Small batches, often ignored in the quest for speed, can help organizations respond to new conditions or knowledge and change course.
While the heavyweight era of software delivery made the mistake of placing far too much value on activity, the agile era puts too much emphasis on speed.
Speed myopia means known good things, like small batches, are framed purely in terms of making teams faster. The other benefits of small batches are ignored and lost in the hurry to optimize straight-line speed.
Small-Batch Benefits
Small batches remove the tangle of complexity that creeps in when you bring too much change together at once. It can be tempting to dismiss this as a necessary part of the process, but it sucks time and effort away from valuable activities.

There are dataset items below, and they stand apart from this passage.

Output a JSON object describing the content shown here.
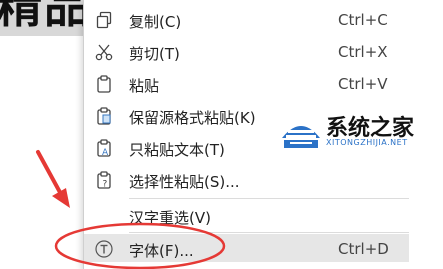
{
  "background": {
    "doc_text": "精品"
  },
  "menu": {
    "items": [
      {
        "label": "复制(C)",
        "shortcut": "Ctrl+C",
        "icon": "copy-icon"
      },
      {
        "label": "剪切(T)",
        "shortcut": "Ctrl+X",
        "icon": "scissors-icon"
      },
      {
        "label": "粘贴",
        "shortcut": "Ctrl+V",
        "icon": "clipboard-icon"
      },
      {
        "label": "保留源格式粘贴(K)",
        "shortcut": "",
        "icon": "paste-keep-format-icon"
      },
      {
        "label": "只粘贴文本(T)",
        "shortcut": "",
        "icon": "paste-text-only-icon"
      },
      {
        "label": "选择性粘贴(S)...",
        "shortcut": "",
        "icon": "paste-special-icon"
      },
      {
        "label": "汉字重选(V)",
        "shortcut": "",
        "icon": ""
      },
      {
        "label": "字体(F)...",
        "shortcut": "Ctrl+D",
        "icon": "font-icon"
      }
    ]
  },
  "watermark": {
    "name": "系统之家",
    "url": "XITONGZHIJIA.NET"
  },
  "colors": {
    "annotation_red": "#e53935",
    "highlight": "#e6e6e6",
    "watermark_blue": "#2b72c7"
  }
}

When Richard Feynman was sent from Los Alamos to Oak Ridge National Laboratory to improve the safety of storage for highly explosive uranium, one key factor was how much material was stored together. Putting too much material in one place could cause it to spontaneously blow up.
Software teams need to understand that this principle applies to changes too. When there is too much change, dangerous interactions manifest themselves at each stage in the delivery process. Merging changes, testing the software, fixing the problems you discover, upgrading a data store and rolling out the new version all occur with higher risk when you batch the changes.
Software might not literally explode, but the cost of motion for a batch of work is drastically higher than the cost of motion for a single change, and it increases superlinearly. Imagine dragging a slider across a bar, with “valuable work” on the left and “rework and remediation” on the right. Batch size moves the slider right in increasingly broad bumps.
Small batches have many technical benefits, and they also help the organization respond to changing conditions and new knowledge by providing many opportunities to redirect their investment. You might reach a goal with fewer changes than anticipated, allowing you to stop early and move to a new goal. Or, you may realize the current approach won’t work, allowing you to try a different approach before you’ve run out of budget.
Most crucially, small batches let you get feedback sooner. This feedback ensures your investment and effort are having the intended impact. And this is the part many organizations fail to connect — at significant cost to their goals.
In the rush to deliver work quickly, organizations aren’t listening for feedback. For many years, intelligent people have been saying you have to go slow to go fast. If you have no time to close feedback loops as you speed through the list of features to deliver, it’s time to discover that “faster is slower,” as Peter Senge, system scientist and author of The Fifth Discipline, put it.
User-Centrism Is Crucial
The DORA research program has also found this concept of slowing down to move faster. The State of DevOps Report introduced the concept of user-centric teams in 2023, and the findings were validated once more in 2024.
The superpower of user-centric teams is that they can achieve the highest levels of product performance with lower throughput. High-throughput teams may be able to deliver far more frequently, but without that crucial feedback, they create low-value features.
Successful features aren’t just those delivered on time and on budget — or incredibly fast. They are features that delight users by improving their ability to achieve their tasks. When you can deliver a high ratio of successful features, you don’t need to depend on the change volume required by hit-and-miss organizations.